Non so quando sia cominciato tutto, ma ricordo perfettamente la prima volta in cui ho capito che c’era qualcosa che non andava. Avevo circa ventitré anni, lavoravo in un negozio in centro, ero da sola dietro al bancone e all’improvviso ho sentito un vuoto nello stomaco. Non fame, non giramenti. Un vuoto. Come se mi mancasse qualcosa, come se stessi per svenire, come se stessi perdendo il controllo.

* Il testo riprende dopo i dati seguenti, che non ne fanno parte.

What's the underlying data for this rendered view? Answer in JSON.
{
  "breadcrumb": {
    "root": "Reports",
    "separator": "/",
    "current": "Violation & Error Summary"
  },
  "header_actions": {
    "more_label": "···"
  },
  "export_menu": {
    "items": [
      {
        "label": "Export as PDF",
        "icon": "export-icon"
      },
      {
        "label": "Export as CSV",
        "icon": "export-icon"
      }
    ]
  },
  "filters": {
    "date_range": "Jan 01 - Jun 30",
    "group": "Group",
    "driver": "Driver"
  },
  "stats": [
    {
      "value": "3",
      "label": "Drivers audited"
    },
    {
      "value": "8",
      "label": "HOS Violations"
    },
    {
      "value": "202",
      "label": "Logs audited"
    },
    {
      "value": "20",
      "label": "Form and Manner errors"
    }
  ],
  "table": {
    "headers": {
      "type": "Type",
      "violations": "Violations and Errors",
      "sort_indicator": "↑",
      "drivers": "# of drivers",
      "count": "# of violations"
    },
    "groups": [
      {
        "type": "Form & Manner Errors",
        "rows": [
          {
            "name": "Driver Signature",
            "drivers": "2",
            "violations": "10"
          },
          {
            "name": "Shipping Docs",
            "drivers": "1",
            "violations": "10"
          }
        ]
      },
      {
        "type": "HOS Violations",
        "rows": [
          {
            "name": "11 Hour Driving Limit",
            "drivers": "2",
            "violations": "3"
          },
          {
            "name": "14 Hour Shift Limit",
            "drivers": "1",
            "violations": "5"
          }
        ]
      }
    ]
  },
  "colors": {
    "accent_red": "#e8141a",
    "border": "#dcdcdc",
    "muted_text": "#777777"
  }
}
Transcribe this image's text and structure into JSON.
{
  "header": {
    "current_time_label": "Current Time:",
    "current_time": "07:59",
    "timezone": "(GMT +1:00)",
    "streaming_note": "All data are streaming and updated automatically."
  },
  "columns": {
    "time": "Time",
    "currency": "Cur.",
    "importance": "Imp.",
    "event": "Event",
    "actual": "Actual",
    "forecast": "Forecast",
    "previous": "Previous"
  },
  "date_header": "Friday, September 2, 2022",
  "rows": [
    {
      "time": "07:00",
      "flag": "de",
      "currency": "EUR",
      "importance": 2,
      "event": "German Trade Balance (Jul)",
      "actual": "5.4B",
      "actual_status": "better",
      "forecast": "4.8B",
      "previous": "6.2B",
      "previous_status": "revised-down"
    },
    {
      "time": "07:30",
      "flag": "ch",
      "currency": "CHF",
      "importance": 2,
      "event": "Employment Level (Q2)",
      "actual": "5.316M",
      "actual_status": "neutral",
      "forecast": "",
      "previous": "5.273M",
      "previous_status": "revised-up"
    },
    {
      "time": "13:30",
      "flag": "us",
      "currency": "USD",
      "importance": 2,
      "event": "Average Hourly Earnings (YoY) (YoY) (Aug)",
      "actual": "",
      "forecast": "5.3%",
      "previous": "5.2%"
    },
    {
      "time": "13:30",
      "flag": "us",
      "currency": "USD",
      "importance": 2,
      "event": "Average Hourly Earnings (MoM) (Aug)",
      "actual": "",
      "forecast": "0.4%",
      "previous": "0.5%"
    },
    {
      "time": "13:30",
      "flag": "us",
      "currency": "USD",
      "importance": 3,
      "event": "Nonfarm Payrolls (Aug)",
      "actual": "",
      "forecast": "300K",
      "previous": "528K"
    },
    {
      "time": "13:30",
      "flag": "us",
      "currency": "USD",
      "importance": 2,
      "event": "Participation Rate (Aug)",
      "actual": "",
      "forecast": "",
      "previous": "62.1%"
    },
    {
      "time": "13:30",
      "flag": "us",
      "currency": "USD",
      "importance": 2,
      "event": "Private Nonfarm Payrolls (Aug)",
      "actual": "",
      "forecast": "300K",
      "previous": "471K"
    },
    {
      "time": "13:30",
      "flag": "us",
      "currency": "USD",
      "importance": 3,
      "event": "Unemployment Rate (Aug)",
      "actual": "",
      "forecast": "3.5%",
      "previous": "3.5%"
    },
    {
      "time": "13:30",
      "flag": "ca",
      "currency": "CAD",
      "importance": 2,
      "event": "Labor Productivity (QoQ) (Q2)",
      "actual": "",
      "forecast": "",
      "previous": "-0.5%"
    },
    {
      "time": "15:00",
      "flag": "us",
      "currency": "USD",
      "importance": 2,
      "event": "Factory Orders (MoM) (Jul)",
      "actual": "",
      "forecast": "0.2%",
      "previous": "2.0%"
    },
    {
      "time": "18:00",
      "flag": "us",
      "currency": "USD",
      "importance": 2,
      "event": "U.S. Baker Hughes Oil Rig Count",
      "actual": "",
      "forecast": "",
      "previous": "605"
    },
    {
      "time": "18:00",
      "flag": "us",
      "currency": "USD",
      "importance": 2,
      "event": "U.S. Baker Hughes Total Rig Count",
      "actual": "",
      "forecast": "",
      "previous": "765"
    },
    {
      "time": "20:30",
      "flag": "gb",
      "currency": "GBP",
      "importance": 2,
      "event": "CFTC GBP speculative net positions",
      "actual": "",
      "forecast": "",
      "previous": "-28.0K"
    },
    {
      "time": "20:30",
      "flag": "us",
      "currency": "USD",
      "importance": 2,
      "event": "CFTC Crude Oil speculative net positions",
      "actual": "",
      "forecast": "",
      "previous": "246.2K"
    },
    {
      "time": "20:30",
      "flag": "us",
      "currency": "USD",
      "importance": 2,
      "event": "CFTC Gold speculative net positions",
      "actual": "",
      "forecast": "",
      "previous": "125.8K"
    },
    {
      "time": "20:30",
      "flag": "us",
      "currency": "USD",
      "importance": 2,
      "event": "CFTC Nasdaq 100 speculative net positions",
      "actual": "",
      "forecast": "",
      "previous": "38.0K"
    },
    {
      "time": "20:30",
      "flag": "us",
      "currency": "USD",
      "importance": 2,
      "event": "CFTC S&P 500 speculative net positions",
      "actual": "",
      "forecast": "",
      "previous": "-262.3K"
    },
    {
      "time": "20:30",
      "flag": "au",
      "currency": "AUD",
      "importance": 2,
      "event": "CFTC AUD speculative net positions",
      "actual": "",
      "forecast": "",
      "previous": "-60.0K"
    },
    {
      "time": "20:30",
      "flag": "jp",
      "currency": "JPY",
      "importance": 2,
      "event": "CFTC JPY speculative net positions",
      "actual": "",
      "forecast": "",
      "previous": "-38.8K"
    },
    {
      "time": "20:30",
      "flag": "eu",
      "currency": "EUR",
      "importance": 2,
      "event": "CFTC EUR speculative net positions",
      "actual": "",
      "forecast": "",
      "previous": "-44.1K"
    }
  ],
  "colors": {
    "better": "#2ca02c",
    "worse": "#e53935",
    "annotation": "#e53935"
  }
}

La prima reazione? Ho aperto un pacchetto di cracker e li ho mangiati uno dopo l’altro, tremando. Mi sono detta: “Mi è scesa la glicemia”. E da quel giorno è iniziato l’inferno.
Perché ogni giorno, più volte al giorno, quel vuoto tornava. E ogni volta la mia testa diceva: devi mangiare subito o svieni. Da lì ho cominciato a portarmi dietro cibo ovunque: barrette, fette biscottate, frutta secca, succhi di frutta. Ne avevo nello zaino, in borsa, nel cassetto del lavoro, perfino nel cruscotto della macchina.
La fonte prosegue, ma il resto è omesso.